According to Symantec’s 2016 Internet Security Threat Report, 80 percent of breaches can be prevented by using multi-factor authentication. Implementing two-factor or multi-factor authentication for both PAM administrators and end users will guarantee that only the right people have access to sensitive resources.
5) Share privileged account credentials without revealing them in plaintext.
Beyond eliminating security vulnerabilities related to loose role division, it's also important to implement secure sharing practices. For ultimate protection, your organisation's PAM administrator should be able to provide employees or contractors access to IT assets without disclosing the credentials in plain text. Users should instead be allowed to launch one-click connections to target devices from the PAM tool's interface, without viewing or manually entering the credentials.
6) Enforce strict policies for automatic password resets.

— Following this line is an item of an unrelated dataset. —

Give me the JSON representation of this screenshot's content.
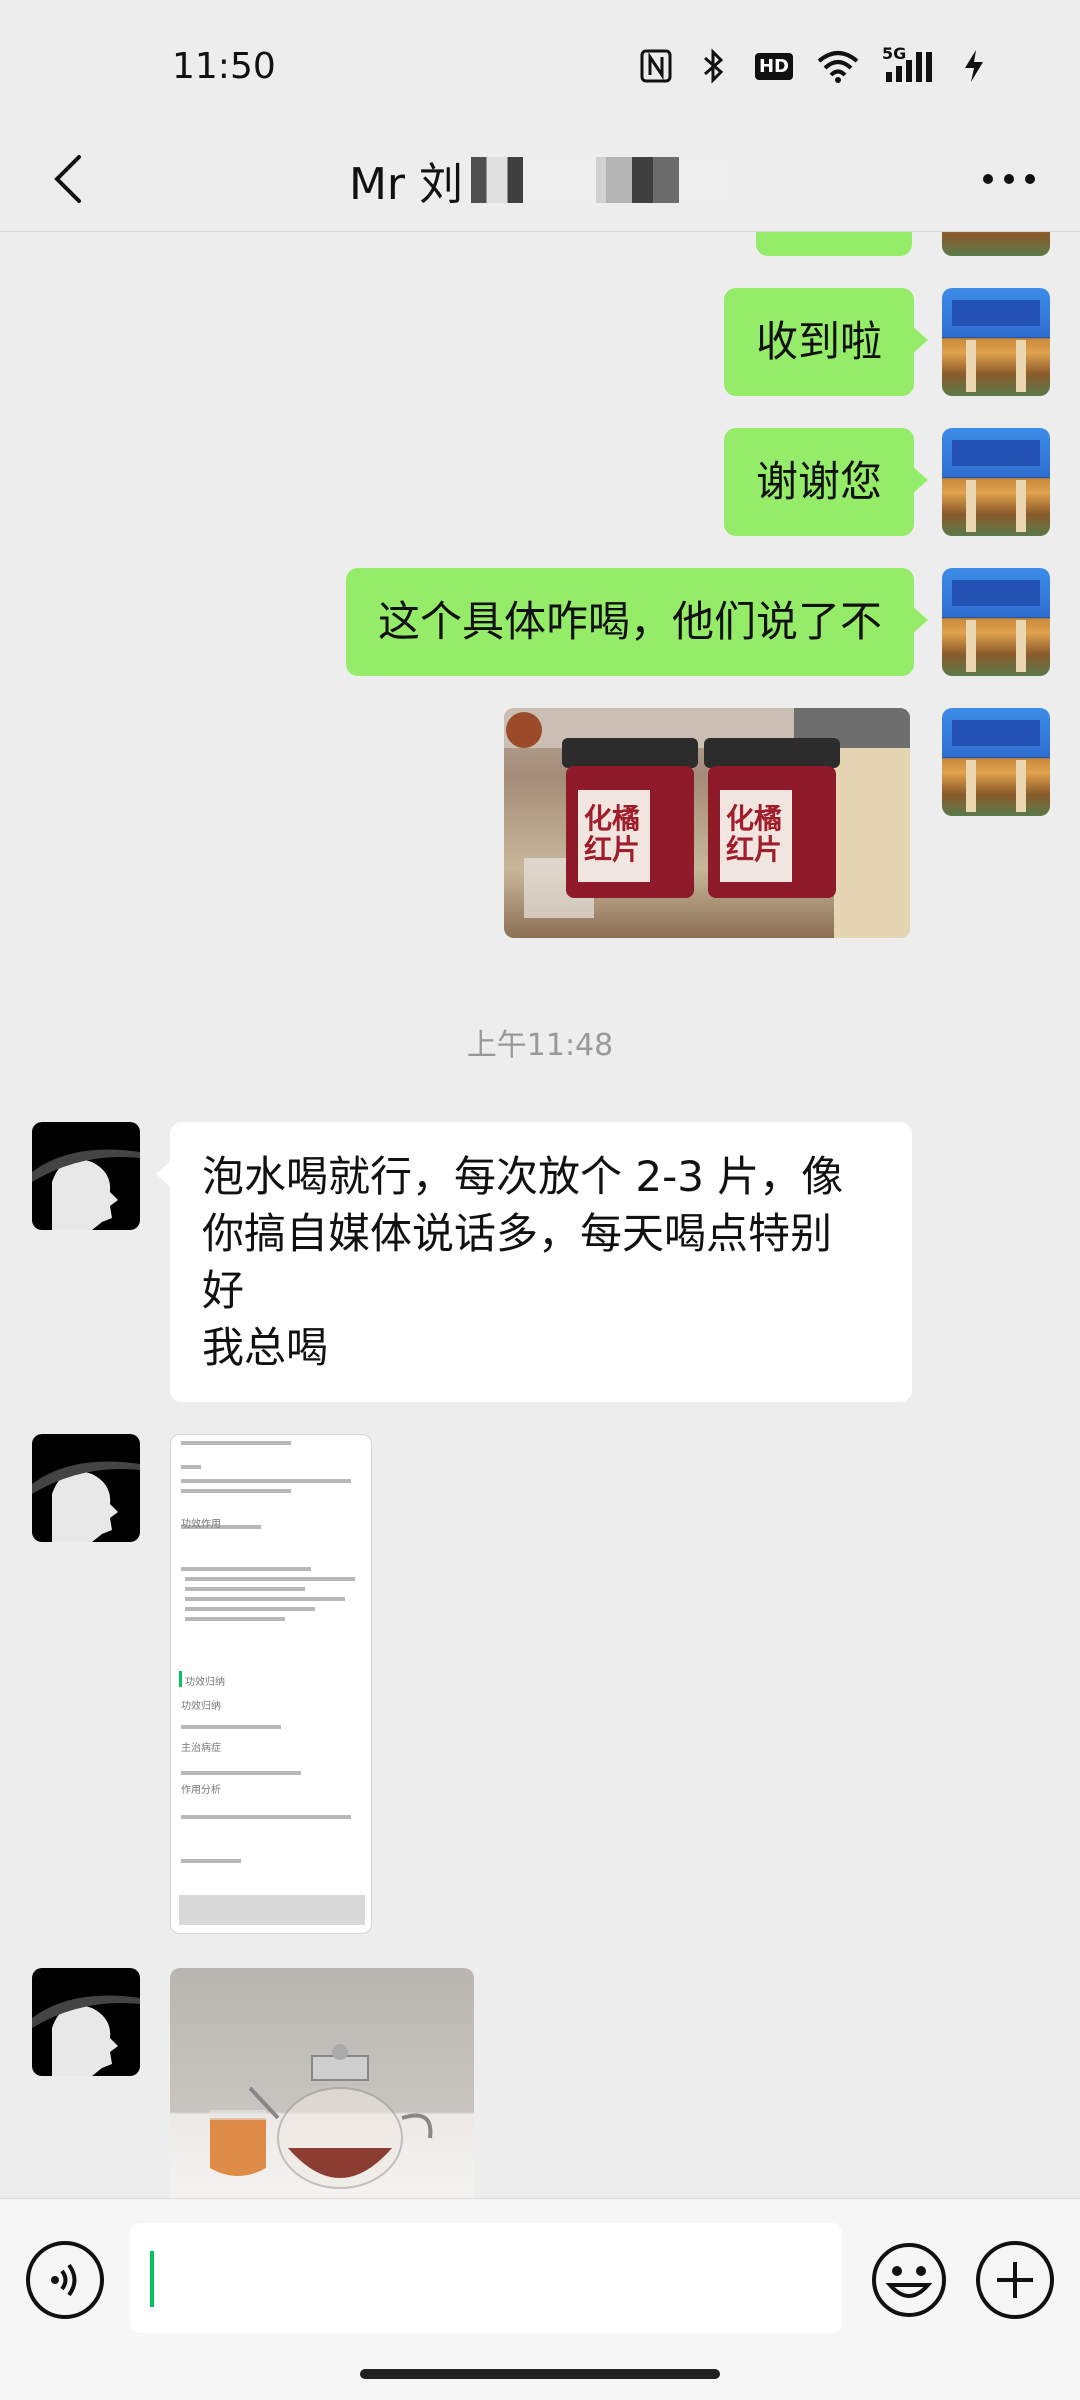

Convenient as it may be for IT teams to use the same password for every privileged account on the network, this is an unhealthy practice that ultimately fosters a fundamentally insecure environment. Secure management of privileged accounts requires the use of strong, unique passwords that are periodically reset. You should make automatic password resets an integral part of your PAM strategy to get rid of unchanged passwords and protect sensitive resources from unauthorised access.

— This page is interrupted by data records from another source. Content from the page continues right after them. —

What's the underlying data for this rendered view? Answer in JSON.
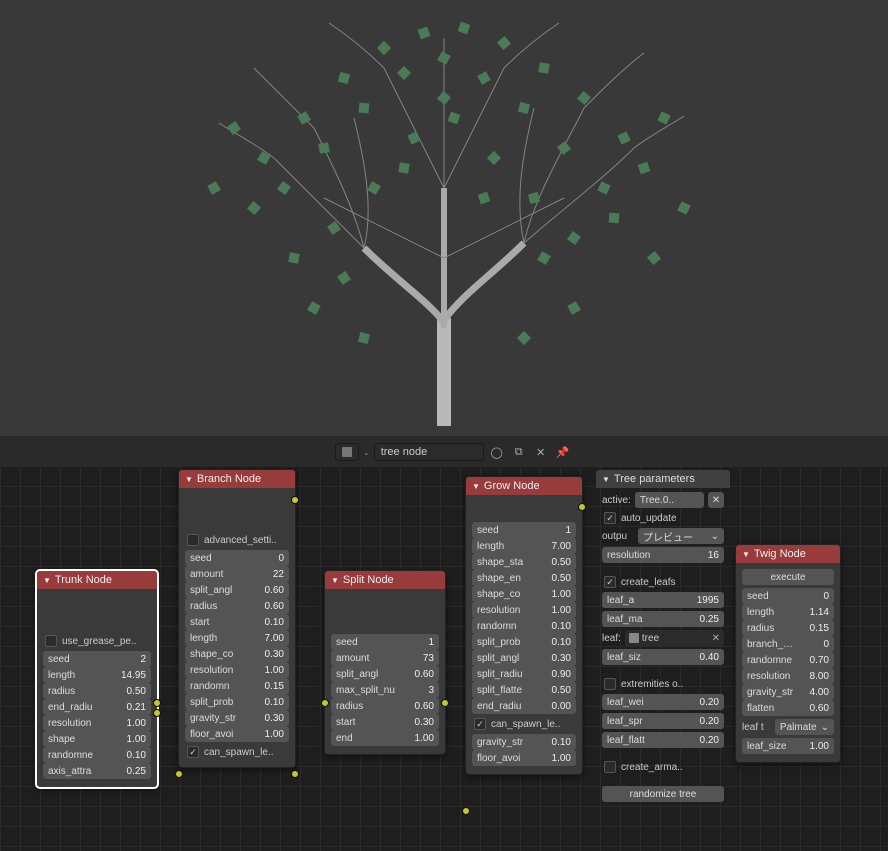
{
  "toolbar": {
    "search": "tree node"
  },
  "nodes": {
    "trunk": {
      "title": "Trunk Node",
      "use_grease": {
        "label": "use_grease_pe..",
        "on": false
      },
      "props": [
        {
          "lbl": "seed",
          "val": "2"
        },
        {
          "lbl": "length",
          "val": "14.95"
        },
        {
          "lbl": "radius",
          "val": "0.50"
        },
        {
          "lbl": "end_radiu",
          "val": "0.21"
        },
        {
          "lbl": "resolution",
          "val": "1.00"
        },
        {
          "lbl": "shape",
          "val": "1.00"
        },
        {
          "lbl": "randomne",
          "val": "0.10"
        },
        {
          "lbl": "axis_attra",
          "val": "0.25"
        }
      ]
    },
    "branch": {
      "title": "Branch Node",
      "adv": {
        "label": "advanced_setti..",
        "on": false
      },
      "props": [
        {
          "lbl": "seed",
          "val": "0"
        },
        {
          "lbl": "amount",
          "val": "22"
        },
        {
          "lbl": "split_angl",
          "val": "0.60"
        },
        {
          "lbl": "radius",
          "val": "0.60"
        },
        {
          "lbl": "start",
          "val": "0.10"
        },
        {
          "lbl": "length",
          "val": "7.00"
        },
        {
          "lbl": "shape_co",
          "val": "0.30"
        },
        {
          "lbl": "resolution",
          "val": "1.00"
        },
        {
          "lbl": "randomn",
          "val": "0.15"
        },
        {
          "lbl": "split_prob",
          "val": "0.10"
        },
        {
          "lbl": "gravity_str",
          "val": "0.30"
        },
        {
          "lbl": "floor_avoi",
          "val": "1.00"
        }
      ],
      "can_spawn": {
        "label": "can_spawn_le..",
        "on": true
      }
    },
    "split": {
      "title": "Split Node",
      "props": [
        {
          "lbl": "seed",
          "val": "1"
        },
        {
          "lbl": "amount",
          "val": "73"
        },
        {
          "lbl": "split_angl",
          "val": "0.60"
        },
        {
          "lbl": "max_split_nu",
          "val": "3"
        },
        {
          "lbl": "radius",
          "val": "0.60"
        },
        {
          "lbl": "start",
          "val": "0.30"
        },
        {
          "lbl": "end",
          "val": "1.00"
        }
      ]
    },
    "grow": {
      "title": "Grow Node",
      "props": [
        {
          "lbl": "seed",
          "val": "1"
        },
        {
          "lbl": "length",
          "val": "7.00"
        },
        {
          "lbl": "shape_sta",
          "val": "0.50"
        },
        {
          "lbl": "shape_en",
          "val": "0.50"
        },
        {
          "lbl": "shape_co",
          "val": "1.00"
        },
        {
          "lbl": "resolution",
          "val": "1.00"
        },
        {
          "lbl": "randomn",
          "val": "0.10"
        },
        {
          "lbl": "split_prob",
          "val": "0.10"
        },
        {
          "lbl": "split_angl",
          "val": "0.30"
        },
        {
          "lbl": "split_radiu",
          "val": "0.90"
        },
        {
          "lbl": "split_flatte",
          "val": "0.50"
        },
        {
          "lbl": "end_radiu",
          "val": "0.00"
        }
      ],
      "can_spawn": {
        "label": "can_spawn_le..",
        "on": true
      },
      "tail": [
        {
          "lbl": "gravity_str",
          "val": "0.10"
        },
        {
          "lbl": "floor_avoi",
          "val": "1.00"
        }
      ]
    },
    "twig": {
      "title": "Twig Node",
      "execute": "execute",
      "props": [
        {
          "lbl": "seed",
          "val": "0"
        },
        {
          "lbl": "length",
          "val": "1.14"
        },
        {
          "lbl": "radius",
          "val": "0.15"
        },
        {
          "lbl": "branch_num",
          "val": "0"
        },
        {
          "lbl": "randomne",
          "val": "0.70"
        },
        {
          "lbl": "resolution",
          "val": "8.00"
        },
        {
          "lbl": "gravity_str",
          "val": "4.00"
        },
        {
          "lbl": "flatten",
          "val": "0.60"
        }
      ],
      "leaf_type": {
        "lbl": "leaf t",
        "val": "Palmate"
      },
      "leaf_size": {
        "lbl": "leaf_size",
        "val": "1.00"
      }
    }
  },
  "panel": {
    "title": "Tree parameters",
    "active": {
      "lbl": "active:",
      "val": "Tree.0.."
    },
    "auto_update": {
      "label": "auto_update",
      "on": true
    },
    "output": {
      "lbl": "outpu",
      "val": "プレビュー"
    },
    "resolution": {
      "lbl": "resolution",
      "val": "16"
    },
    "create_leafs": {
      "label": "create_leafs",
      "on": true
    },
    "leaf_a": {
      "lbl": "leaf_a",
      "val": "1995"
    },
    "leaf_ma": {
      "lbl": "leaf_ma",
      "val": "0.25"
    },
    "leaf_ref": {
      "lbl": "leaf:",
      "val": "tree"
    },
    "leaf_siz": {
      "lbl": "leaf_siz",
      "val": "0.40"
    },
    "extremities": {
      "label": "extremities o..",
      "on": false
    },
    "leaf_wei": {
      "lbl": "leaf_wei",
      "val": "0.20"
    },
    "leaf_spr": {
      "lbl": "leaf_spr",
      "val": "0.20"
    },
    "leaf_flatt": {
      "lbl": "leaf_flatt",
      "val": "0.20"
    },
    "create_arma": {
      "label": "create_arma..",
      "on": false
    },
    "randomize": "randomize tree"
  }
}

7) Fine-tune your access policy by adding release controls for password retrieval.
Establish a policy that forces users to send a request to your organisation's PAM administrator whenever they require specific account credentials to access a remote asset. To further reinforce control, provision users only with temporary, time-based access to these credentials, with built-in options to revoke access and forcefully check in passwords when the stipulated time expires. For further security, you can also automatically reset passwords once users check them in.
8) Stop embedding credentials within script files.
Many applications require frequent access to databases and other applications to query business-related information. Organisations often automate this communication process by embedding the application credentials in clesar text within configuration files and scripts, but it's hard for administrators to identify, change, and manage these embedded passwords. As a result, the credentials are simply left unchanged to not hinder business productivity. Hard-coding credentials may make technicians' jobs easier, but they're also an easy launch point for hackers looking to make their way into an organisation's network. Alternatively, your IT team can use secure APIs to allow applications to query your PAM tool directly when they need to retrieve privileged accounts for another application or a remote asset.
9) Make sure everything is audited.
When it comes down to it, comprehensive audit records, real-time alerts, and notifications are really what make life easier. Capture every single user operation and establish accountability and transparency for all PAM-related actions. An integration with an in-house event logging tool can also help by consolidating PAM activities with other events from the rest of your organisation and providing intelligent tips about unusual activities. This proves extremely useful in acquiring a comprehensive overview of security events and detecting breaches or insider exploits.
Executing these nine policies isn't going to be an end-all solution to security—there's always more to be done. According to Verizon's 2018 Data Breach Investigation Report, of the 2,216 confirmed data breaches in 2017, 201 were due to privilege abuse. A statistic like that should highlight the importance of not only protecting privileged accounts, but also recording and monitoring privileged sessions to stay vigilant and detect unusual access. Your privileged account management strategy should support your strategy to control privileged access to your critical assets, which should support your identity and access management plan, and so on. That's the best way to protect an organisation; keep widening your boundaries and securing those boundaries, because the war against cybercriminals is unending.